When 'speed of light' changes, is it because the pendulum moves slower or the transition of caesium-133 gets more sluggish or?

Question

I am a layman thinking about the speed of light. Say we measure the speed of light as:

1. number of Bohr radii the light covers per pendulum swing
2. number of Bohr radii the light covers per 9192631770 caesium-133 hyperfine transitions

and that the two measurements M1 and M2 are equal. But say in the future when we measure again M1 > M2. How would you determine if it's because things like pendulums move slower or the transition of caesium-133 gets faster in the future world?

If M1 still equals M2, how would you know if the Bohr radius and time measured by pendulum swing/the transition of caesium-133 have changed but by the same ratio?

Answer 1

Your question is really about how to choose appropriate standards of measurement. You are essentially correct in your understanding that if you choose standards that have elements that change over time, you have no clear way to understand that change. You could touch the same basic idea with simpler examples. For example, the meter used to be defined by a representative rod. At some level that changed length due to a variety of factors such as thermal expansion. Same basic problem.

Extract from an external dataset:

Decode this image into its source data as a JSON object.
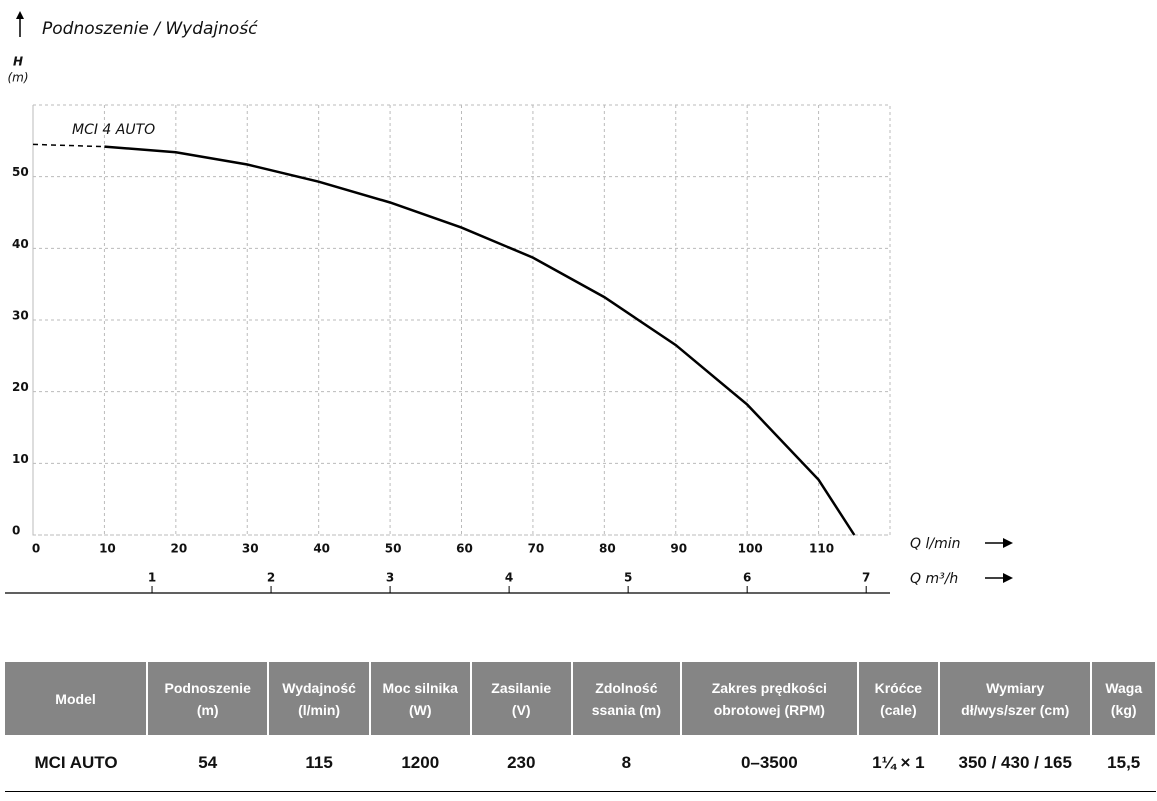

Your contributions in the comments seem to show that you're aware that there's been a shift away from representative objects to repeatable processes, for example defining the meter in terms of the speed of light and the second (itself based on atomic processes). That shift happened because there's otherwise no good answer to the question that you've asked. The new standards do assume certain things about the universe, like that the speed of light is constant, but what's assumed is all justified by both theory and experiment. If we eventually reach scales much smaller than current theory and experiment understand, it's possible that we'd need to update our system of standards again.